Kur’ân, akla havale ve vicdanla müşaveret için bu soruları soruyor

Kur’ân, akla havale ve vicdanla müşaveret için bu soruları soruyor

Günün Risale-i Nur dersi

Bismillahirrahmanirrahim

Tarîk-i Kur’ânî iki nevidir.

Birincisi: Delil-i inayet ve gayettir ki, menâfi-i eşyayı tâdât eden bütün âyat-ı Kur’âniye bu delili nesc ve şu burhanı tanzim ediyorlar. Bu delilin zübdesi, kâinatın nizam-ı ekmelinde ittikan-ı san’at ve riayet-i mesâlih ve hikemdir. Bu ise, Sâniin kast ve hikmetini ispat ve tesadüf vehmini ortadan nefyediyor. Zira ittikan ihtiyarsız olmaz. Evet, nizamın şahitleri olan bütün fünun-u ekvan, mevcudatın silsilelerindeki halkalardan asılmış mesâlih ve semeratı ve inkılâbât-ı ahvâlin katmer ve düğümleri içinde saklanmaz hikem ve fevaidi göstermekle, Sâniin kast ve hikmetine kat’î şehadet ediyorlar. Ezcümle:

Fenn-i hayvanat, fenn-i nebatat, iki yüz bini mütecâviz envâın büyük peder ve âdemleri hükmünde olan mebdelerinin herbirinin hudûsuna şehadet ettiği gibi; mevhum ve itibarî olan kavânin, kör ve şuursuz olan esbab-ı tabiiye ise bu kadar hayret-fezâ silsileler ve bu silsileleri teşkil eden ve efrad denilen dehşet-engiz birer makine-i acîbe-i İlâhiyenin icad ve inşasına adem-i kabiliyetleri cihetiyle herbir fert, herbir nevi müstakillen Sâni-i Hakîmin dest-i kudretinden çıktıklarını ilân ve izhar ediyorlar.
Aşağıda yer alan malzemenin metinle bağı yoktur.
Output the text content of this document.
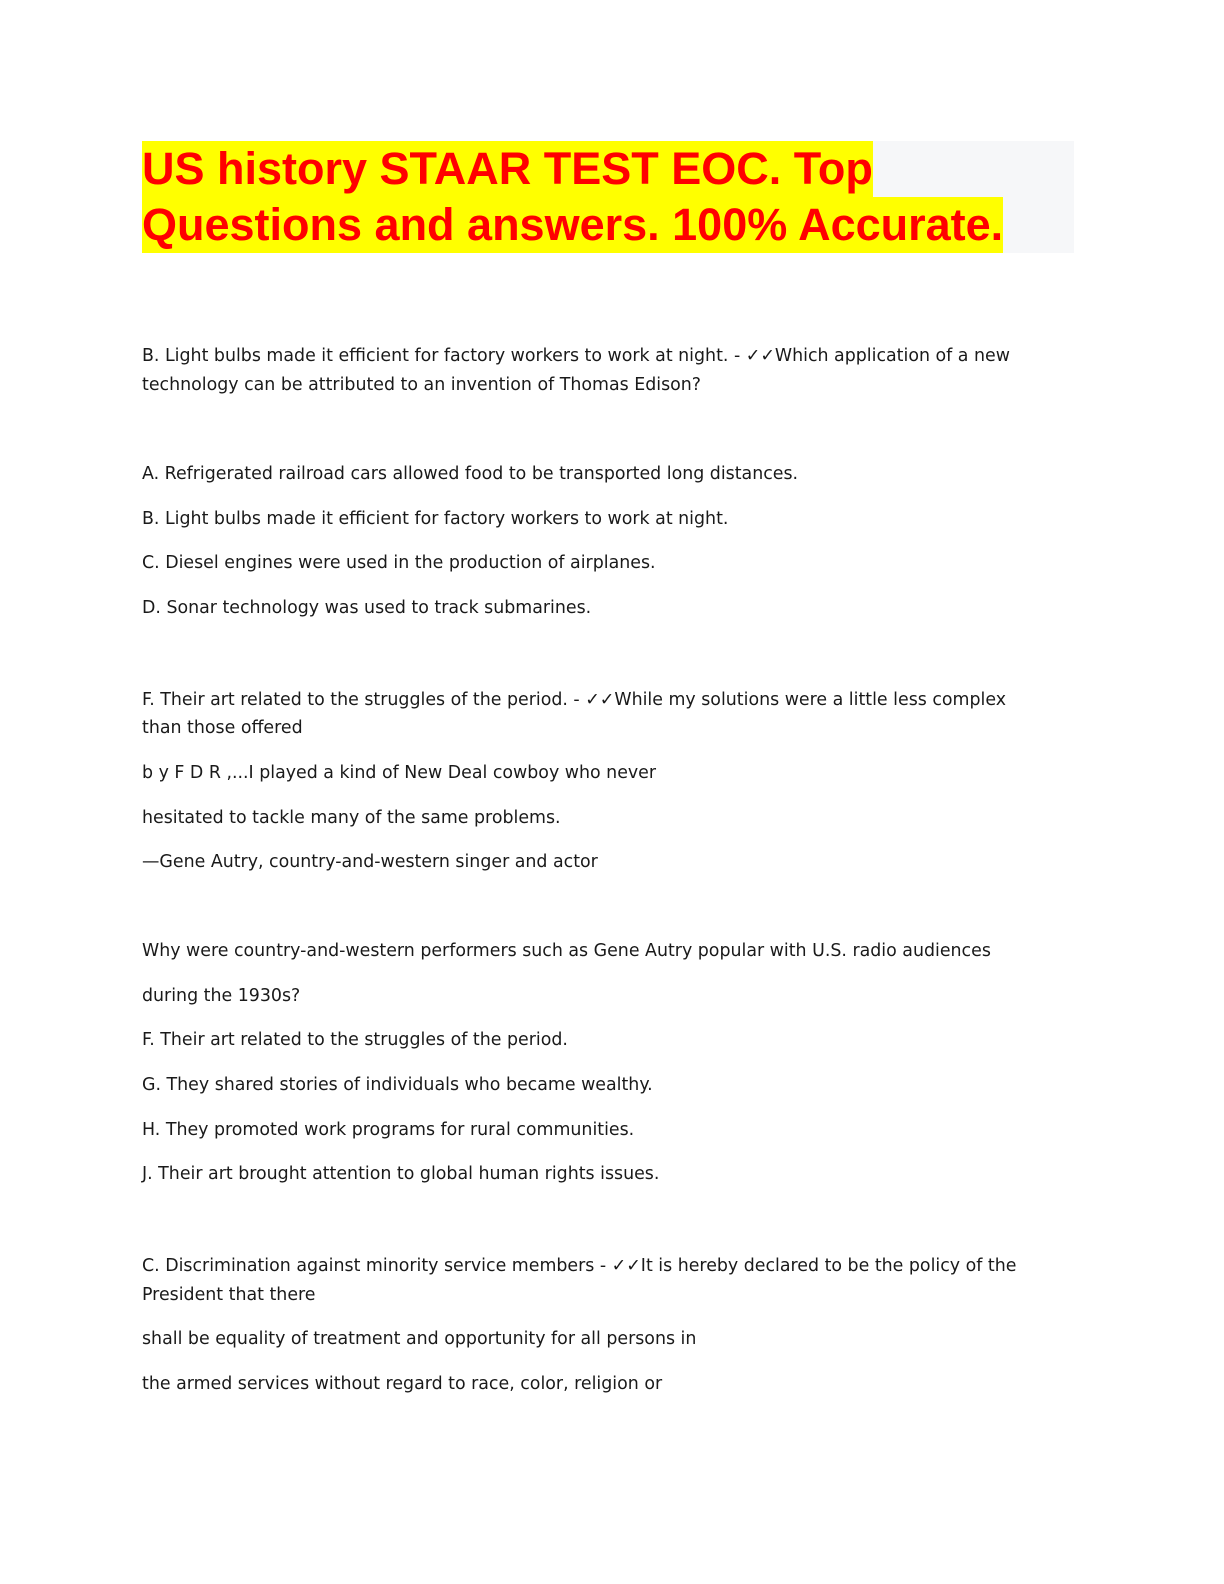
US history STAAR TEST EOC. Top
Questions and answers. 100% Accurate.
B. Light bulbs made it efficient for factory workers to work at night. - ✓✓Which application of a new
technology can be attributed to an invention of Thomas Edison?
A. Refrigerated railroad cars allowed food to be transported long distances.
B. Light bulbs made it efficient for factory workers to work at night.
C. Diesel engines were used in the production of airplanes.
D. Sonar technology was used to track submarines.
F. Their art related to the struggles of the period. - ✓✓While my solutions were a little less complex
than those offered
b y F D R ,...I played a kind of New Deal cowboy who never
hesitated to tackle many of the same problems.
—Gene Autry, country-and-western singer and actor
Why were country-and-western performers such as Gene Autry popular with U.S. radio audiences
during the 1930s?
F. Their art related to the struggles of the period.
G. They shared stories of individuals who became wealthy.
H. They promoted work programs for rural communities.
J. Their art brought attention to global human rights issues.
C. Discrimination against minority service members - ✓✓It is hereby declared to be the policy of the
President that there
shall be equality of treatment and opportunity for all persons in
the armed services without regard to race, color, religion or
Kur’ân-ı Kerîm 1 فَارْجِعِ الْبَصَرَ هَلْ تَرَى مِنْ فُطُورٍ der. Kur’ân’dan delil-i inayet, vücuh-u mümkinenin en mükemmel veçhi ile bulunuyor. Kur’ân kâinatta tefekküre emir verdiği gibi, fevâidi tezkâr ve ni’metleri tâdât eden âyâtın fevâsıl ve hâtimelerinde galiben akla havale ve vicdanla müşaverete sevk etmek için 3 اَوَلاَ يَعْلَمُونَ 2 اَفَلاَ يَعْقِلُونَ 
5 اَفَلاَ تَتَذَكَّرُونَ 4 فَاعْتَبِرُوا
gibi o burhan-ı inayeti ezhanda tesbit ediyor.
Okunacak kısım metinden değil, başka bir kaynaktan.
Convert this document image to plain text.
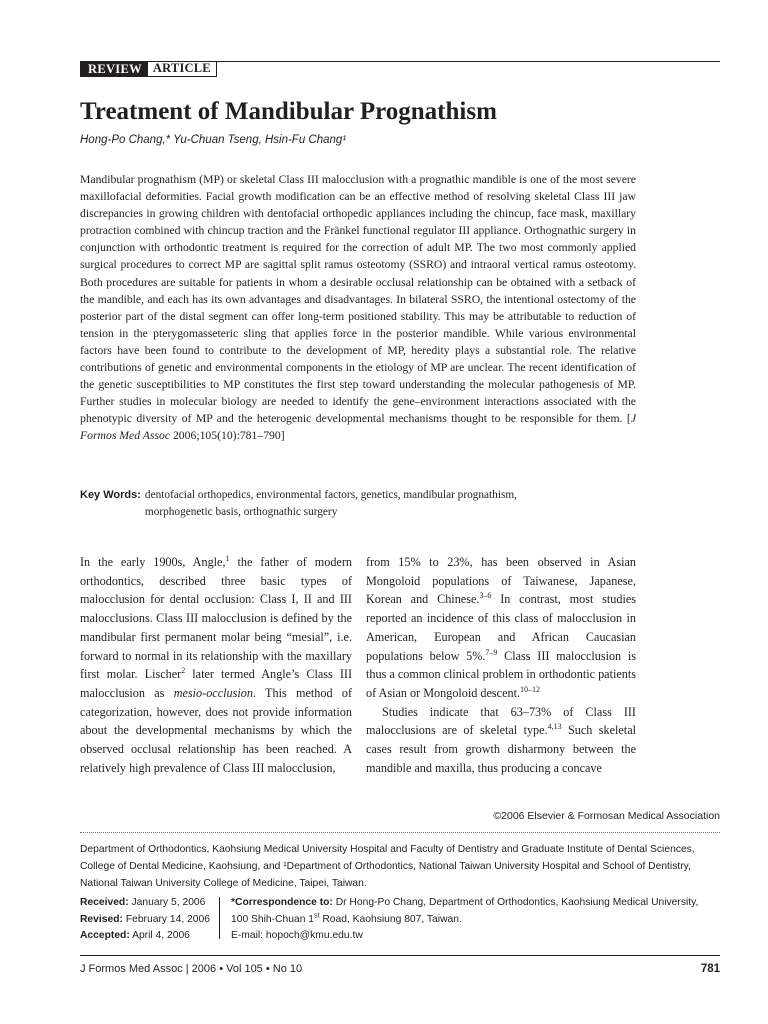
REVIEW ARTICLE
Treatment of Mandibular Prognathism
Hong-Po Chang,* Yu-Chuan Tseng, Hsin-Fu Chang¹
Mandibular prognathism (MP) or skeletal Class III malocclusion with a prognathic mandible is one of the most severe maxillofacial deformities. Facial growth modification can be an effective method of resolving skeletal Class III jaw discrepancies in growing children with dentofacial orthopedic appliances including the chincup, face mask, maxillary protraction combined with chincup traction and the Fränkel functional regulator III appliance. Orthognathic surgery in conjunction with orthodontic treatment is required for the correction of adult MP. The two most commonly applied surgical procedures to correct MP are sagittal split ramus osteotomy (SSRO) and intraoral vertical ramus osteotomy. Both procedures are suitable for patients in whom a desirable occlusal relationship can be obtained with a setback of the mandible, and each has its own advantages and disadvantages. In bilateral SSRO, the intentional ostectomy of the posterior part of the distal segment can offer long-term positioned stability. This may be attributable to reduction of tension in the pterygomasseteric sling that applies force in the posterior mandible. While various environmental factors have been found to contribute to the development of MP, heredity plays a substantial role. The relative contributions of genetic and environmental components in the etiology of MP are unclear. The recent identification of the genetic susceptibilities to MP constitutes the first step toward understanding the molecular pathogenesis of MP. Further studies in molecular biology are needed to identify the gene–environment interactions associated with the phenotypic diversity of MP and the heterogenic developmental mechanisms thought to be responsible for them. [J Formos Med Assoc 2006;105(10):781–790]
Key Words: dentofacial orthopedics, environmental factors, genetics, mandibular prognathism,
morphogenetic basis, orthognathic surgery

In the early 1900s, Angle,$^1$ the father of modern orthodontics, described three basic types of malocclusion for dental occlusion: Class I, II and III malocclusions. Class III malocclusion is defined by the mandibular first permanent molar being “mesial”, i.e. forward to normal in its relationship with the maxillary first molar. Lischer$^2$ later termed Angle’s Class III malocclusion as mesio-occlusion. This method of categorization, however, does not provide information about the developmental mechanisms by which the observed occlusal relationship has been reached. A relatively high prevalence of Class III malocclusion,

from 15% to 23%, has been observed in Asian Mongoloid populations of Taiwanese, Japanese, Korean and Chinese.$^{3-6}$ In contrast, most studies reported an incidence of this class of malocclusion in American, European and African Caucasian populations below 5%.$^{7-9}$ Class III malocclusion is thus a common clinical problem in orthodontic patients of Asian or Mongoloid descent.$^{10-12}$

Studies indicate that 63–73% of Class III malocclusions are of skeletal type.$^{4,13}$ Such skeletal cases result from growth disharmony between the mandible and maxilla, thus producing a concave

©2006 Elsevier & Formosan Medical Association
Department of Orthodontics, Kaohsiung Medical University Hospital and Faculty of Dentistry and Graduate Institute of Dental Sciences,
College of Dental Medicine, Kaohsiung, and ¹Department of Orthodontics, National Taiwan University Hospital and School of Dentistry,
National Taiwan University College of Medicine, Taipei, Taiwan.
Received: January 5, 2006
Revised: February 14, 2006
Accepted: April 4, 2006
*Correspondence to: Dr Hong-Po Chang, Department of Orthodontics, Kaohsiung Medical University,
100 Shih-Chuan 1st Road, Kaohsiung 807, Taiwan.
E-mail: hopoch@kmu.edu.tw
J Formos Med Assoc | 2006 • Vol 105 • No 10	781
1 : “Haydi, çevir gözünü: En küçük bir kusur görüyor musun?” Mülk Sûresi, 67:3. 
2 : “Onlar bilmiyorlar mı ki?” Bakara Sûresi, 2:77. 
3 : “Hiç düşünmüyorlar mı?” Yâsin Sûresi, 36:68. 
4 : “Hiç düşünmez misiniz?” Yûnus Sûresi, 10:3. 
5 : “İbret alınız.” Haşir Sûresi, 59:2.